New Flexibilities Expand and Promote Partnerships

By Melanie Bella, Director of the CMS Medicare-Medicaid Coordination Office

Cross-posted from healthcare.gov.
A top priority for this Administration is improving the quality and lowering the cost of care for the millions of Americans enrolled in both Medicare and Medicaid (known as “dual eligibles” or Medicare-Medicaid enrollees). The Affordable Care Act created the new CMS Medicare-Medicaid Coordination Office to improve the coordination and quality of care for Medicare-Medicaid enrollees. Through our work and with our State partners, our efforts are advancing to the next level.
Medicare-Medicaid enrollees are low-income seniors and people with disabilities. Although most have complex care needs, too often their care is fragmented, resulting in poor health outcomes and increased costs. When their primary care doctors and specialists coordinate their care, including their long-term care services and supports, these individuals get better health care at a reduced cost.

In July, the Medicare-Medicaid Coordination Office announced a new opportunity for States to participate in demonstration projects that will help improve the quality of care for Medicare-Medicaid enrollees. These approaches provide States the opportunity to share in reduced costs that result from improved quality.

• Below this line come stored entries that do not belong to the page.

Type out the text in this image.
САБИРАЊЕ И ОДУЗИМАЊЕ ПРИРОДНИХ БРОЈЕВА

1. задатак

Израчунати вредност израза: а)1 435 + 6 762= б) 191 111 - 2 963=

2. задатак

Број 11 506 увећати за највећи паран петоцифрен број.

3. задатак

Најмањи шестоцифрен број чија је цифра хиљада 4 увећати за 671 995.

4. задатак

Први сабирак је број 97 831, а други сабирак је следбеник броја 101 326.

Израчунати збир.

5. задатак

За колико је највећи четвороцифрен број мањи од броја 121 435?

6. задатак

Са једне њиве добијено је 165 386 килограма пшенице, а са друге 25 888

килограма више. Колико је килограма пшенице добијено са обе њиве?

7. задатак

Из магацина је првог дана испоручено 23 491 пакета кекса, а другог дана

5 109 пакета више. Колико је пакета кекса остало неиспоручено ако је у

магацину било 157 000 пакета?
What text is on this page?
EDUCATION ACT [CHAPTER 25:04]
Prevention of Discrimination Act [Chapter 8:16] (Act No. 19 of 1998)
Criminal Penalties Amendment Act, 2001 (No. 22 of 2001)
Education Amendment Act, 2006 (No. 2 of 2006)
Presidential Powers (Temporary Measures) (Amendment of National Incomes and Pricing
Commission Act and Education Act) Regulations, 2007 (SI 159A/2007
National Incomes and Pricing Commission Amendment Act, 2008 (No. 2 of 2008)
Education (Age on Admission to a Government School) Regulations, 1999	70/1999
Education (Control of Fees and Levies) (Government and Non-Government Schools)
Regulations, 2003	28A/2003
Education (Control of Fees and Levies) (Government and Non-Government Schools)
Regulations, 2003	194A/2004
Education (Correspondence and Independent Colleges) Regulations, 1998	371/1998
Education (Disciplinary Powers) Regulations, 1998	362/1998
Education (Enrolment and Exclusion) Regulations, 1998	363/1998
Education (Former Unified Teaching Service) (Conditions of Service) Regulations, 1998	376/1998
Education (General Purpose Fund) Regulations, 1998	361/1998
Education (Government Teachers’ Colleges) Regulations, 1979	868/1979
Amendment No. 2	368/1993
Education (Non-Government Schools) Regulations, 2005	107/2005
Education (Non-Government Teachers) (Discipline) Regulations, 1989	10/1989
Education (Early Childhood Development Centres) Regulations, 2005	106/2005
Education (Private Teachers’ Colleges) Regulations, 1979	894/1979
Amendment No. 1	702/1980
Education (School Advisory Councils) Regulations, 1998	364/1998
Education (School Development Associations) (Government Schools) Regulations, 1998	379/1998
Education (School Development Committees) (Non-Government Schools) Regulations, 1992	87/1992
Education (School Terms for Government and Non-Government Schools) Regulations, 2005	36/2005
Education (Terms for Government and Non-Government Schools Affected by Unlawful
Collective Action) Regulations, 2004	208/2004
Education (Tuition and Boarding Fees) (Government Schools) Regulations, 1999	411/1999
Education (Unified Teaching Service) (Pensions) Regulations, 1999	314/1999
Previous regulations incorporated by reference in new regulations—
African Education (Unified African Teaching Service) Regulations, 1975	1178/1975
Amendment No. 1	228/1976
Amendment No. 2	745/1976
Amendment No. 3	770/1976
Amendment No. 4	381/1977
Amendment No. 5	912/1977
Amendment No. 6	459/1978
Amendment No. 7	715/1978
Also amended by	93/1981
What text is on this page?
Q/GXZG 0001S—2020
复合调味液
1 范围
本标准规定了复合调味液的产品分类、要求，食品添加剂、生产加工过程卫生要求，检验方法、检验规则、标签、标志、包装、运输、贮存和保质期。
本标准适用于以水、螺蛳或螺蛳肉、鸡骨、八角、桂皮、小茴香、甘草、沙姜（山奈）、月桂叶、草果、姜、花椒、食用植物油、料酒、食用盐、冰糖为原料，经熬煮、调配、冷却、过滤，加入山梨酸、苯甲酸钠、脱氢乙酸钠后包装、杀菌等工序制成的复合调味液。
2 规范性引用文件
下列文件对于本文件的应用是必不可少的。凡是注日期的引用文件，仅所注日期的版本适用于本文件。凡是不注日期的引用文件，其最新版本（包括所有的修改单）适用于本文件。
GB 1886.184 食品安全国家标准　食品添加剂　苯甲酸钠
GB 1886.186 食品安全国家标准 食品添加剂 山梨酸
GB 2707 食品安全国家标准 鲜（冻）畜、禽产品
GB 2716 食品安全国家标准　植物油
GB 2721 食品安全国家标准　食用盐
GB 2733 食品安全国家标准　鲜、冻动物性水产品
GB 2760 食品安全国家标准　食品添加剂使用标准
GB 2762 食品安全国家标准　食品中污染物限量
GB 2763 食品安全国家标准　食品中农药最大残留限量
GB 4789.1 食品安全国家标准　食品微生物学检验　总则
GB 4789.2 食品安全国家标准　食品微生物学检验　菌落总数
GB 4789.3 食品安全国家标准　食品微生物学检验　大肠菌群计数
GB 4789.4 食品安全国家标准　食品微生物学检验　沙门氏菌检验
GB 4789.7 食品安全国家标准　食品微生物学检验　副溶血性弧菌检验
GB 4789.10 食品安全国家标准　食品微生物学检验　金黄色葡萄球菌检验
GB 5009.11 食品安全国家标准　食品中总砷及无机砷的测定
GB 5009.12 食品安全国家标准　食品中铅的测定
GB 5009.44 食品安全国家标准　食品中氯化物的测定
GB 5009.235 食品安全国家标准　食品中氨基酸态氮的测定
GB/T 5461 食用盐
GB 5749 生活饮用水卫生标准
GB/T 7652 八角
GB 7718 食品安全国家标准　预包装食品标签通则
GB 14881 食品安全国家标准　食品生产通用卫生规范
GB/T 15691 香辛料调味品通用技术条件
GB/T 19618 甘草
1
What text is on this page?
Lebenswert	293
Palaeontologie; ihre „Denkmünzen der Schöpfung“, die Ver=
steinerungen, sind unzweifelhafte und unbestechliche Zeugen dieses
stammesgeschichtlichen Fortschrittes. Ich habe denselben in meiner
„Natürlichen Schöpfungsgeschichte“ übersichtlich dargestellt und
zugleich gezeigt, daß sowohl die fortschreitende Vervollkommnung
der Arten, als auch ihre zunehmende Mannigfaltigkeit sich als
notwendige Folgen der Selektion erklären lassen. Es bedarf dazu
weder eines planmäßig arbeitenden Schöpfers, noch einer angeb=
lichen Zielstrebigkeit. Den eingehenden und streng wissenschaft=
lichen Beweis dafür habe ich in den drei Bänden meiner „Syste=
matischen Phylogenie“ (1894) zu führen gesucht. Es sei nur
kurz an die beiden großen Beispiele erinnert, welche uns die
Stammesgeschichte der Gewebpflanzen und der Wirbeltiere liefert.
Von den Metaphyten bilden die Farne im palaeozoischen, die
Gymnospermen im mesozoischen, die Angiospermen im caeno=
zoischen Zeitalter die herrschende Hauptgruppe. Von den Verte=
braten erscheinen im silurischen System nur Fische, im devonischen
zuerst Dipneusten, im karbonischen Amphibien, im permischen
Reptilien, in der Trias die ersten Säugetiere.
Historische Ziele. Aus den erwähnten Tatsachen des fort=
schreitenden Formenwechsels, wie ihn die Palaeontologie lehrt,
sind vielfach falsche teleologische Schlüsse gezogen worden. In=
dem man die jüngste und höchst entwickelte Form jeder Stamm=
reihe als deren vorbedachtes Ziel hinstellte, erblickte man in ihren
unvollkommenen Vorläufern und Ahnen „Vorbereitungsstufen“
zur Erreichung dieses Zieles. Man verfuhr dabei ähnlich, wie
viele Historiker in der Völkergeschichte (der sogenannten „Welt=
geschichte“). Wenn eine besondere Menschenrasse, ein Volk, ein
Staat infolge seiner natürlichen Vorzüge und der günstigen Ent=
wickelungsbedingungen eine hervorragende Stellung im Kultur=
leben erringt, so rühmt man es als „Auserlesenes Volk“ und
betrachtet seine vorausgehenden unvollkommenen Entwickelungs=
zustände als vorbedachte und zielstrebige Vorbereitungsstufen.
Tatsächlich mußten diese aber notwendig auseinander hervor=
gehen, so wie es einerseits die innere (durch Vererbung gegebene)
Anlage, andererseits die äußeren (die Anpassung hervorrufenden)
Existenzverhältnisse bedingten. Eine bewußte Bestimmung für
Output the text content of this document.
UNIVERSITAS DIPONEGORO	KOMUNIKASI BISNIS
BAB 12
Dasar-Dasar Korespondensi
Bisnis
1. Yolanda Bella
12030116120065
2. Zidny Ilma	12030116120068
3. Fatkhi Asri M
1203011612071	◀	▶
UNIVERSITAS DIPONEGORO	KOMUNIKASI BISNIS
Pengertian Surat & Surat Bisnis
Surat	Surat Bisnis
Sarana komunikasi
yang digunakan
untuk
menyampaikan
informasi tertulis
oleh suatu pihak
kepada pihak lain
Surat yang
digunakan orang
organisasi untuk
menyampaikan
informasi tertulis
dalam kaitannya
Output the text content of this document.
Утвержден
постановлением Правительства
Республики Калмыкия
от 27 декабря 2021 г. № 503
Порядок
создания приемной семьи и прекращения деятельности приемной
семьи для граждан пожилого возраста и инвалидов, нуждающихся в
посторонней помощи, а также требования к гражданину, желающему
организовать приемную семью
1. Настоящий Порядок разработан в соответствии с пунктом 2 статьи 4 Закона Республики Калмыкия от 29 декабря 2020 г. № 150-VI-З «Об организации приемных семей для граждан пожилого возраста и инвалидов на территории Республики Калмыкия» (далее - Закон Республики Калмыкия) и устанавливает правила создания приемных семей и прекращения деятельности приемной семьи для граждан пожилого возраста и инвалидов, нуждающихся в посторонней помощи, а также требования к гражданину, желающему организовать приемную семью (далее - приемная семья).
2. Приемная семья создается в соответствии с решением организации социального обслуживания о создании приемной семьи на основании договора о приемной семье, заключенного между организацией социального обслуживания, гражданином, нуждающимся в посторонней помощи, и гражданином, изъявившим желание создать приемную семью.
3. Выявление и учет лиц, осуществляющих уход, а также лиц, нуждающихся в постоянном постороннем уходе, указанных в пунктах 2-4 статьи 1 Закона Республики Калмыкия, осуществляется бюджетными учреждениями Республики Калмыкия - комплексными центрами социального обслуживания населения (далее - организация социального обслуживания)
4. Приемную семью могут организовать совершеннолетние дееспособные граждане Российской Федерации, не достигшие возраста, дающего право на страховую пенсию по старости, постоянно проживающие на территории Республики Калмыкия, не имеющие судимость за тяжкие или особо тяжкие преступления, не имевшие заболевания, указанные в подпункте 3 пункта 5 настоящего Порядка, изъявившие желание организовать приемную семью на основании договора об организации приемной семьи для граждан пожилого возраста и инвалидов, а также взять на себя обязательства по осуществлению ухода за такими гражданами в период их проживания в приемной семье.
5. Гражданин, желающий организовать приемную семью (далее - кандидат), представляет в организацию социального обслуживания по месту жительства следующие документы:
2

We’re pleased to report that 37 States and the District of Columbia have indicated interest in exploring these demonstrations in their states. Across the country States are moving forward and proposing new ways to better serve their Medicare-Medicaid enrollees. These innovative initiatives vary regionally and in their approach, ranging from using health homes that provide total care management to expanding existing programs to meet all of an individual’s needs by incorporating behavioral health and long-term supports and services, as well as making current coordinated care models available to new populations, such as individuals with long-term care needs or those with serious and persistent mental illness. Two examples of these new approaches are:

Massachusetts is developing an innovative approach to ensure that enrollees under age 65 have one organization responsible for coordinating their medical and non-medical needs. In addition to integrating all Medicare and Medicaid services, enrollees would have new access to enhanced behavioral health services and community support services not normally available to this population in a traditional fee-for-service model. These services will help beneficiaries in the community and avoid unnecessary hospitalizations.

Oklahoma is expanding its efforts to coordinate care to better serve Medicare-Medicaid enrollees Statewide. Building on existing models, with newfound access to Medicare data and an opportunity to share in savings from care management investments, the State seeks to develop a person-centered approach that provides for the totality of an individual’s needs, through coordination of primary, acute, and behavioral health care as well as prescription drugs and long-term services and supports.

Over the next several months, we will be working closely with the States interested in further developing their approaches and will serve as a resource for any State interested in improving care for their Medicare-Medicaid enrollees. These models provide States and the Federal government with new flexibilities and pathways to make Medicare and Medicaid stronger. Together, with our State partners, we will continue our commitment to caring for the most vulnerable individuals we serve.